Due to ability to work without stdlib, Rust is system language in a sense Go never will be, to the point Go authors withdrawn this definition.

> Is Rust really a suitable replacement for Go?

It depends on your requirements for the ecosystem. If you need compatibility with Go or Go libraries, than it's not a replacement.

Libraries and support aside, any program written in Go can be written in Rust (and going back to nostdlib, many programs written in Rust cannot be written in Go). If you have required libraries, I'd say it can be written comparably quickly and easy. For example you can have web service returning hello world in 10 lines of code or so in either.

They are popular in different circles, but that is mostly not related to technical abilities. For 99% of of applications, you could pick either one.

1 comments

Rust is overused where Haskell or OCaml is more appropriate, simply because it people prefer the general quality of it over more mainstream languages even at the cost of putting up with memory management minutiae. Simply put, one rarely every need to use Rust in a better world.

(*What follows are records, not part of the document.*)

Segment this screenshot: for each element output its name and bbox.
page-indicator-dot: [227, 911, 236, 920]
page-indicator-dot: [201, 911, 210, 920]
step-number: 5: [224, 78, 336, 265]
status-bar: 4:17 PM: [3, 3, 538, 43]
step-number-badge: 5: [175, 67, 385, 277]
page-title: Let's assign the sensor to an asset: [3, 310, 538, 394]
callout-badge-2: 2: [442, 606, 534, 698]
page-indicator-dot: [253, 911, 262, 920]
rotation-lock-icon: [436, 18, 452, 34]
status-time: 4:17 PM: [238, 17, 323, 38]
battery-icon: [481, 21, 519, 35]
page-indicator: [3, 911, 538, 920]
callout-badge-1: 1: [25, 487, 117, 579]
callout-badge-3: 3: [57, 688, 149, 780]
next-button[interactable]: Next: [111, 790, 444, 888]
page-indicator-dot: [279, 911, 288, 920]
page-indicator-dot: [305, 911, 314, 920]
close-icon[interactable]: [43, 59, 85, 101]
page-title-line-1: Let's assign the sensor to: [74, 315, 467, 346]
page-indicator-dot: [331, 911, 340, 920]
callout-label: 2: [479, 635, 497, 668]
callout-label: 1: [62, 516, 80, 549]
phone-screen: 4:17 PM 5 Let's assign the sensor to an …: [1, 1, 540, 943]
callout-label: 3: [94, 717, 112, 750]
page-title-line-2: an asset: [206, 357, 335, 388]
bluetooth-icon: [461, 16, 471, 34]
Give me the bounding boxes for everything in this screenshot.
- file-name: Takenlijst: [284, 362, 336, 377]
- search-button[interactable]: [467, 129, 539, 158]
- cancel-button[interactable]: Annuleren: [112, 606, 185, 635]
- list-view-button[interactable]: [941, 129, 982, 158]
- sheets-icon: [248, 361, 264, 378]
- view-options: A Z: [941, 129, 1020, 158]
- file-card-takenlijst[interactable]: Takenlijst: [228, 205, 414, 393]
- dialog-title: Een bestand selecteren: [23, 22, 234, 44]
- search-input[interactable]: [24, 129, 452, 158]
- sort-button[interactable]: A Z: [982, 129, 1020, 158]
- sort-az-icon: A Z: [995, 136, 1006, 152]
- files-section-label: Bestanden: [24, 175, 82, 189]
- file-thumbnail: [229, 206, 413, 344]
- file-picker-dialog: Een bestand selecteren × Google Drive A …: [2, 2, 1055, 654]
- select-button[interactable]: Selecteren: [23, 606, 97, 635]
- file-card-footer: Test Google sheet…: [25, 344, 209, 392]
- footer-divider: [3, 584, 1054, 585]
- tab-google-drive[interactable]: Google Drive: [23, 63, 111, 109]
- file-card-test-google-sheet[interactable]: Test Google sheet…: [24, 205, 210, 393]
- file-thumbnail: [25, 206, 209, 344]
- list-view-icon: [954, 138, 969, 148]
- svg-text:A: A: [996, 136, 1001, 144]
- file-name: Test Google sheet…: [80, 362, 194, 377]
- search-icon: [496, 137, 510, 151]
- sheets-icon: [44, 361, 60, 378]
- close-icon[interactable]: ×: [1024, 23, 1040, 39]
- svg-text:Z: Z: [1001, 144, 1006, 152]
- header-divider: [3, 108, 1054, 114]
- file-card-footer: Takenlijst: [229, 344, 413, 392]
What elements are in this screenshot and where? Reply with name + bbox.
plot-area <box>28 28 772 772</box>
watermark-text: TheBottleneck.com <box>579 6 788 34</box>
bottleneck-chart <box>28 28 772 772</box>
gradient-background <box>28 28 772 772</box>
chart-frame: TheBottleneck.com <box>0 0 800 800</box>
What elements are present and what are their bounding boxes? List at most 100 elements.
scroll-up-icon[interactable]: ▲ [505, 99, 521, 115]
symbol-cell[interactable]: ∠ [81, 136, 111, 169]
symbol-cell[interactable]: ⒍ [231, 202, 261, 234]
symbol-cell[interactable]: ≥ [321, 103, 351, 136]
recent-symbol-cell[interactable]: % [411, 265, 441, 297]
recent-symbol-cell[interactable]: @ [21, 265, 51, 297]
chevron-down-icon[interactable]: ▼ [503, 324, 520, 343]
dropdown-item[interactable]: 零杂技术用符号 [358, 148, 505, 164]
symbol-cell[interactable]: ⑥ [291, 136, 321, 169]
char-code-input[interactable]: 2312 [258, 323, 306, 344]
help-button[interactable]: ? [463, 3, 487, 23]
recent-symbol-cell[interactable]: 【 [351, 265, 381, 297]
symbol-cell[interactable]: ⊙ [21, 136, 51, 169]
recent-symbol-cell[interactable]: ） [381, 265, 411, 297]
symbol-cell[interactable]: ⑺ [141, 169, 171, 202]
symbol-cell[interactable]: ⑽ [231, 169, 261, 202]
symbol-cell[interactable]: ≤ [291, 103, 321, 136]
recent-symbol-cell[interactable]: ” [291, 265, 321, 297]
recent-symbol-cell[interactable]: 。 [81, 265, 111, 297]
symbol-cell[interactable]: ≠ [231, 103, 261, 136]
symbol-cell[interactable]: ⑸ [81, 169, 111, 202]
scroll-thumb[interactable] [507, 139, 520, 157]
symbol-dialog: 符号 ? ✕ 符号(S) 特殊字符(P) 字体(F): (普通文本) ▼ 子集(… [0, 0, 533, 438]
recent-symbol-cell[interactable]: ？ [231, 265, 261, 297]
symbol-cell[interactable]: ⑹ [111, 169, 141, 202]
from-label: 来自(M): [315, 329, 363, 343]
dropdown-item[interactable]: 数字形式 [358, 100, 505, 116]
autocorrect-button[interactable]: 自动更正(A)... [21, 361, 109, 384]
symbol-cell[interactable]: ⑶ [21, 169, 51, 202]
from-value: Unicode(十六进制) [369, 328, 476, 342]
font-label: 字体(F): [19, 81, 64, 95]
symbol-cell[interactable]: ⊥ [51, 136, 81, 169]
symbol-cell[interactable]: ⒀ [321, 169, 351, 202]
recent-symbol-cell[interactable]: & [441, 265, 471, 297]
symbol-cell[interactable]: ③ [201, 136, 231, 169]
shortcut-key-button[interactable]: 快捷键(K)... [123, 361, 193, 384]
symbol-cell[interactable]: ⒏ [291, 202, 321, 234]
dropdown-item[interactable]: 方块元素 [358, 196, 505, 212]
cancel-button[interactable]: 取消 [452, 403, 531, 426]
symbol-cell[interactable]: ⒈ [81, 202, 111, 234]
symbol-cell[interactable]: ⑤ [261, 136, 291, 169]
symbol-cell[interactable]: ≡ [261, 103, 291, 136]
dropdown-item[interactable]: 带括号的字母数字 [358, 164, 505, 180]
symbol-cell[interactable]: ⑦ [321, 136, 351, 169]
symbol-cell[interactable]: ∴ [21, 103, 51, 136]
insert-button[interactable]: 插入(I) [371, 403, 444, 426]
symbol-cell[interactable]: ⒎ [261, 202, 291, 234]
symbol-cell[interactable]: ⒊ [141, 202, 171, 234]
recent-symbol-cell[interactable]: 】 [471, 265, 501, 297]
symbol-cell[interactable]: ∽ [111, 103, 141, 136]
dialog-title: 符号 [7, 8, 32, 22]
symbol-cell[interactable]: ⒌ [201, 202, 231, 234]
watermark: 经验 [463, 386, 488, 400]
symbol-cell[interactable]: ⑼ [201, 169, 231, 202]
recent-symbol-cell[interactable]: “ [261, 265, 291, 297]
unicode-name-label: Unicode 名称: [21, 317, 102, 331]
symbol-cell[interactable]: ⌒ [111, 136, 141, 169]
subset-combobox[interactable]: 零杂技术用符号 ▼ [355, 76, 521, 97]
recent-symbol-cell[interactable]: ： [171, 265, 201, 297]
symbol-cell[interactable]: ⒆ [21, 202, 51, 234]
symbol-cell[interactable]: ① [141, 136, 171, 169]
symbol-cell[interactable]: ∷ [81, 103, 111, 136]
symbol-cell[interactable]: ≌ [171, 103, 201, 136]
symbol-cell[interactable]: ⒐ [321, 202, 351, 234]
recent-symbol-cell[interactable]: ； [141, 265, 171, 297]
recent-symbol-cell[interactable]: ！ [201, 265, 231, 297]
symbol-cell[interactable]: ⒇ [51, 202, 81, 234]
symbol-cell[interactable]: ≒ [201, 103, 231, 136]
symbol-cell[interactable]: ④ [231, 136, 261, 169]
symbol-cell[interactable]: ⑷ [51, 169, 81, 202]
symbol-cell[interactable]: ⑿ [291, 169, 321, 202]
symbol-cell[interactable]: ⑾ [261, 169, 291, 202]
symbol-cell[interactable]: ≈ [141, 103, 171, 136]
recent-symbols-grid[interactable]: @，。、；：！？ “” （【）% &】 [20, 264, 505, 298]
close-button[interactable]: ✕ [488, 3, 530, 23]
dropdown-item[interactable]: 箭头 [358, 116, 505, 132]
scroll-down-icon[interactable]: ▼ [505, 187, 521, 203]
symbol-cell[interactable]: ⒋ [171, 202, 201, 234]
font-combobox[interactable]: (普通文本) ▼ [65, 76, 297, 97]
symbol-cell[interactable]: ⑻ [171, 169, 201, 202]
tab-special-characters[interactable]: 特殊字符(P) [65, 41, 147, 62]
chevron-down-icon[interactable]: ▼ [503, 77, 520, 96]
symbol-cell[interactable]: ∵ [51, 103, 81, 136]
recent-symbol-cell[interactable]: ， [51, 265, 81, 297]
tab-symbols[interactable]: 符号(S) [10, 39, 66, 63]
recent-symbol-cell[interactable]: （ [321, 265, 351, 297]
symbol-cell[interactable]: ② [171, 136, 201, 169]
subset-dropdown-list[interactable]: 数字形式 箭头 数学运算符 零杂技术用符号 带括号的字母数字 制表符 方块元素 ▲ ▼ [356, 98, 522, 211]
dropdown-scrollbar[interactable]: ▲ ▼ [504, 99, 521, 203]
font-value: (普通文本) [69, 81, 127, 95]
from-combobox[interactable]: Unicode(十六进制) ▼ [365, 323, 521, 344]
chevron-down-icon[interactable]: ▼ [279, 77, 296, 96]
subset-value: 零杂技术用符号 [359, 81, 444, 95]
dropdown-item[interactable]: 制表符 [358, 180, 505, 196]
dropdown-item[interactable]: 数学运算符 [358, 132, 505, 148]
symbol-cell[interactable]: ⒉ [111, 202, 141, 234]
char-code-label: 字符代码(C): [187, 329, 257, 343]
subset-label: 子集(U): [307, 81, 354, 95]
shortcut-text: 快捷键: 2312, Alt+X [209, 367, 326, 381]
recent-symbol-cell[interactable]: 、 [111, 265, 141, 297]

This is a good direction for Go, which will either lead to Go having a better ecosystem, or remove ideological barriers from people keeping on using Go.

> Rust is overused where Haskell or OCaml is more appropriate

Except then I'd have to learn Haskell or OCaml :) As a curly-bracket language programmer, Rust was much easier for me to get into and feels more like home.

I found this closed-mindedness hard to understand -- I don't spend very much conscious thought on the syntax when programming at all -- but for people like you facebook made Reason ML https://reasonml.github.io/

Someone should port OCaml to the Go runtime with a good high-level FFI. It could really give the community a boost.